Kim Hyeong-Jun menggelengkan kepalanya.
“Tidak, aku tidak akan makan apa pun.”
Jawabannya tak terduga. Aku mengangkat alis kepadanya.
“Berikan bagianku kepada Do Han-Sol.”
“Mengapa?”
“Pasukan garda depan Keluarga telah musnah. Keluarga kehilangan kontak dengan mereka, dan pasukan bala bantuan akan segera menyadarinya. Aku yakin serangan akan dimulai paling cepat malam ini, atau paling lambat besok. Bagaimana jika kita berdua masih tidur saat itu?”
“…”
“Setidaknya salah satu dari kita harus siap.”
Kim Hyeong-Jun tersenyum lebar dan menepuk lengan bawahku.
Aku menatap Kim Hyeong-Jun dengan campuran rasa terima kasih dan permintaan maaf. Kim Hyeong-Jun mengerutkan kening dan melanjutkan.
“Oh tidak, jangan menatapku seperti itu. Lagipula, aku sudah menikah.”

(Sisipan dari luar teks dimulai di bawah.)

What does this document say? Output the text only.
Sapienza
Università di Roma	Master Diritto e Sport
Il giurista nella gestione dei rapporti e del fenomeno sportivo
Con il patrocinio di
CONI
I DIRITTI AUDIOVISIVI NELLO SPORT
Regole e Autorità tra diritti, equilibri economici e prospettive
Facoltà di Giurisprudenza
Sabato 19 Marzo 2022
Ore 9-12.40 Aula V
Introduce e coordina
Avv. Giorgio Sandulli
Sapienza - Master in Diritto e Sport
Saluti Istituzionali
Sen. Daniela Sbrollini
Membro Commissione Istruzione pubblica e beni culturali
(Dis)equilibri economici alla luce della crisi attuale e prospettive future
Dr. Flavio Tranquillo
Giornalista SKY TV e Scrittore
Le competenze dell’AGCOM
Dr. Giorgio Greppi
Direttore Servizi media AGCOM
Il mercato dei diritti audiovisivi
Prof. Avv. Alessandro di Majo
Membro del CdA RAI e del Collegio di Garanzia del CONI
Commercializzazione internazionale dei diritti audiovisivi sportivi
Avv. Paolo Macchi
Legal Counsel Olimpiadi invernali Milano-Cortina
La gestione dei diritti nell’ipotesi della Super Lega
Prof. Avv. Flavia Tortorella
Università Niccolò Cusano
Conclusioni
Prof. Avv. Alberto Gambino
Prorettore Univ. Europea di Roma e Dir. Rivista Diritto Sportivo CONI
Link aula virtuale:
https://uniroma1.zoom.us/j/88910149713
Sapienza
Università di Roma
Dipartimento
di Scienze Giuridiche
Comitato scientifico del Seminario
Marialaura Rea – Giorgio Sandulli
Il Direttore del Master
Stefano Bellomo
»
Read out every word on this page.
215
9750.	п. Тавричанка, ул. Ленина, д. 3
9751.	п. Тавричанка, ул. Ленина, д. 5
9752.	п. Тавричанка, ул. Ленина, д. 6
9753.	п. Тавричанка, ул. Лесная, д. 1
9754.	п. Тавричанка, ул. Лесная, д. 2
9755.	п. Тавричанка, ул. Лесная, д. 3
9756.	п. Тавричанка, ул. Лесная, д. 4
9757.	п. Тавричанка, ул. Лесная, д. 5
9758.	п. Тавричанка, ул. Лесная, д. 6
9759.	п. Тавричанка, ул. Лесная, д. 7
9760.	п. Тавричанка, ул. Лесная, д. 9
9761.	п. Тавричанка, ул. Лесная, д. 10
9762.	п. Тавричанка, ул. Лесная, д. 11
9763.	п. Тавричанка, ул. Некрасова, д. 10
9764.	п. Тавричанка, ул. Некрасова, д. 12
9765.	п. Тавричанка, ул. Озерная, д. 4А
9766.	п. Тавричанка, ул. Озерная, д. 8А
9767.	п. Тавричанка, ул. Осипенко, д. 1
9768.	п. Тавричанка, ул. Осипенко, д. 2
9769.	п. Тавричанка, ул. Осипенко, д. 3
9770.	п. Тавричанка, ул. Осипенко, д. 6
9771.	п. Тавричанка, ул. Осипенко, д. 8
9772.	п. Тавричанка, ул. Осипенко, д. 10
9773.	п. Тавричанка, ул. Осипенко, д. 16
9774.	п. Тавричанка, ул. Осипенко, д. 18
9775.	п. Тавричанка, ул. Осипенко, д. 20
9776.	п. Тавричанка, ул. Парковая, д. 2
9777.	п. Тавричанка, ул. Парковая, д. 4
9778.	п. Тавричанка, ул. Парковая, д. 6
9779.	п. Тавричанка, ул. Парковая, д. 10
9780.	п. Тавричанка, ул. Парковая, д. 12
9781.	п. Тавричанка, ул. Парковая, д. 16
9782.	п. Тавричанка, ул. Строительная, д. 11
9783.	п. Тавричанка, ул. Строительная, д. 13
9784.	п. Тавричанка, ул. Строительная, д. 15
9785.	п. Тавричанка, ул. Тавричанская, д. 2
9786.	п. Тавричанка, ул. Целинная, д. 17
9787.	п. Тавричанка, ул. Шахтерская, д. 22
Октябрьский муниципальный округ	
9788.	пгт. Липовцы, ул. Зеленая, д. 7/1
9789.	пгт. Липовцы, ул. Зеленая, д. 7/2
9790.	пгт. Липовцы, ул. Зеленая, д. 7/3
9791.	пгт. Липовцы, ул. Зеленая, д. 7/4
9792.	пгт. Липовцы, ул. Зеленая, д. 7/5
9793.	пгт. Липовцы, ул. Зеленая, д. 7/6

“Aku bersumpah akan memukulmu suatu hari nanti.”
“Coba saja. Aku tantang kamu.”
Aku tertawa terbahak-bahak melihat upaya terbaru Kim Hyeong-Jun untuk membuatku kesal. Aku tersenyum tipis, dan Kim Hyeong-Jun membalas senyumanku.
“Kamu duluan makan. Aku akan pergi memanggil Do Han-Sol.”
“Terima kasih.”
“Tapi jangan bangun terlalu siang, ya?”
“Aku akan coba.”
Aku menatap para mutanku, yang berada di lantai pertama gedung itu.
‘Bawalah mayat-mayat itu dan ikuti aku.’
Para mutanku mengikutiku, membawa kepala perwira ketujuh dan pemimpin dong dari Guui-dong.